Contohnya hari ini, begitu Luth datang dia segera masuk ke kamar, mengambil sesuatu di sana, lalu menyerahkannya pada Luth. Rupanya ini alasan gadis itu mengirimkan rentetan pesan padanya.

Sebuah gelang bertuliskan nama Nala, kemudian sambil tersenyum Nala memamerkan gelang yang dikenakannya, dengan motif yang sama bertuliskan nama Luth. Aish, seperti remaja yang baru pacaran saja, norak sekali.

"Dipake dong, nunggu PO nya lama loh."

Luth memaksakan tersenyum dan akhirnya memakai gelang itu, dengan niat kuat akan membuangnya begitu pulang nanti.

"Sini, foto dulu."

Nala mengambil ponselnya, meminta Luth untuk mengulurkan tangan, lalu memotret sepasang gelang itu. Setelah selesai, dia tersenyum puas.
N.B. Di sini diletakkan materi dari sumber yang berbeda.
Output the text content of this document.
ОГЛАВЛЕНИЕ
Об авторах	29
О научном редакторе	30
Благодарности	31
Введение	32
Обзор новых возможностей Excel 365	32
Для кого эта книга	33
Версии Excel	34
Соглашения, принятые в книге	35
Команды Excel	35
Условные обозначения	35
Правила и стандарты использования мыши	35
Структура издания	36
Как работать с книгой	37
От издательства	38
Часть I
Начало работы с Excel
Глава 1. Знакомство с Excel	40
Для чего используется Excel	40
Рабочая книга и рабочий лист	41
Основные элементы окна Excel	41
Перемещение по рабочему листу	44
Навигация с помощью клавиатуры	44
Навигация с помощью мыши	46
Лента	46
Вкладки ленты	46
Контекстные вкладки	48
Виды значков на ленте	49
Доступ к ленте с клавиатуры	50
"Buat apa beli gelang kayak gini?"

"Biar kamu selalu ingat nama aku, hehe."

"Kenapa harus diingat, kalo nama kamu udah tertulis di sini?"

Nala menunduk dengan pipi memerah, tersipu malu saat Luth menunjuk dadanya sendiri setelah mengatakan itu. Sementara Luth, mati-matian tengah menahan tawa puas karena berhasil membuat Nala salah tingkah untuk kesekian kalinya. Luth masih tidak habis pikir, bagaimana bisa Nala sebodoh ini? Apa dia tidak bisa membedakan, mana lelaki yang sungguh-sungguh menyayanginya, dan mana lelaki yang hanya berniat main-main dengannya?
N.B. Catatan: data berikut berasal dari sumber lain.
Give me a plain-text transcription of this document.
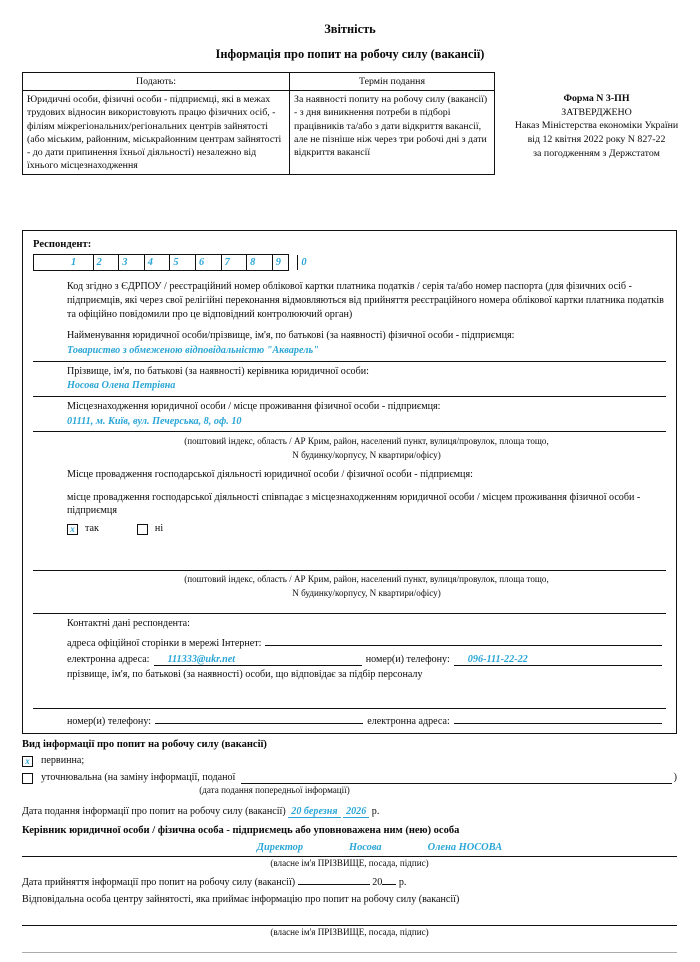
Звітність
Інформація про попит на робочу силу (вакансії)
Подають:	Термін подання
Юридичні особи, фізичні особи - підприємці, які в межах трудових відносин використовують працю фізичних осіб, - філіям міжрегіональних/регіональних центрів зайнятості (або міським, районним, міськрайонним центрам зайнятості - до дати припинення їхньої діяльності) незалежно від їхнього місцезнаходження	За наявності попиту на робочу силу (вакансії) - з дня виникнення потреби в підборі працівників та/або з дати відкриття вакансії, але не пізніше ніж через три робочі дні з дати відкриття вакансії
Форма N 3-ПН
ЗАТВЕРДЖЕНО
Наказ Міністерства економіки України
від 12 квітня 2022 року N 827-22
за погодженням з Держстатом
Респондент:
1	2	3	4	5	6	7	8	9	0
Код згідно з ЄДРПОУ / реєстраційний номер облікової картки платника податків / серія та/або номер паспорта (для фізичних осіб - підприємців, які через свої релігійні переконання відмовляються від прийняття реєстраційного номера облікової картки платника податків та офіційно повідомили про це відповідний контролюючий орган)
Найменування юридичної особи/прізвище, ім'я, по батькові (за наявності) фізичної особи - підприємця:
Товариство з обмеженою відповідальністю "Акварель"
Прізвище, ім'я, по батькові (за наявності) керівника юридичної особи:
Носова Олена Петрівна
Місцезнаходження юридичної особи / місце проживання фізичної особи - підприємця:
01111, м. Київ, вул. Печерська, 8, оф. 10
(поштовий індекс, область / АР Крим, район, населений пункт, вулиця/провулок, площа тощо,
N будинку/корпусу, N квартири/офісу)
Місце провадження господарської діяльності юридичної особи / фізичної особи - підприємця:
місце провадження господарської діяльності співпадає з місцезнаходженням юридичної особи / місцем проживання фізичної особи - підприємця
x	так	ні
(поштовий індекс, область / АР Крим, район, населений пункт, вулиця/провулок, площа тощо,
N будинку/корпусу, N квартири/офісу)
Контактні дані респондента:
адреса офіційної сторінки в мережі Інтернет:
електронна адреса:	111333@ukr.net	номер(и) телефону:	096-111-22-22
прізвище, ім'я, по батькові (за наявності) особи, що відповідає за підбір персоналу
номер(и) телефону:	електронна адреса:
Вид інформації про попит на робочу силу (вакансії)
x	первинна;
уточнювальна (на заміну інформації, поданої	)
(дата подання попередньої інформації)
Дата подання інформації про попит на робочу силу (вакансії) 20 березня 2026 р.
Керівник юридичної особи / фізична особа - підприємець або уповноважена ним (нею) особа
Директор	Носова	Олена НОСОВА
(власне ім'я ПРІЗВИЩЕ, посада, підпис)
Дата прийняття інформації про попит на робочу силу (вакансії)	20 р.
Відповідальна особа центру зайнятості, яка приймає інформацію про попит на робочу силу (вакансії)
(власне ім'я ПРІЗВИЩЕ, посада, підпис)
"Ah iya, aku belum pernah liat kamu pake kemeja pemberianku, gimana pas enggak ukurannya?" Nala mengalihkan topik, berusaha menyembunyikan rasa malunya.

Kemeja itu bahkan masih ada dalam paper bag yang jika tidak salah ingat Luth simpan di sudut kamar, entah sudah dibuang atau tidak.

"Oh, pas kok," jawab Luth sekenanya.

"Bagus deh, berarti kalo mau beli baju buat kamu, aku udah tau ukurannya."

"Daripada uangnya buat beli sesuatu yang gak penting, lebih baik disimpan, buat biaya pengobatan Mama kamu."

"Kalo itu udah aku sisihkan, kamu tenang aja."

Terserah saja lah, toh Luth sudah mengingatkan, tapi dasarnya Nala memang bodoh, susah diberi tahu. Besok-besok, jangan salahkan Luth jika dia menyesali kebiasaannya ini, hahaha.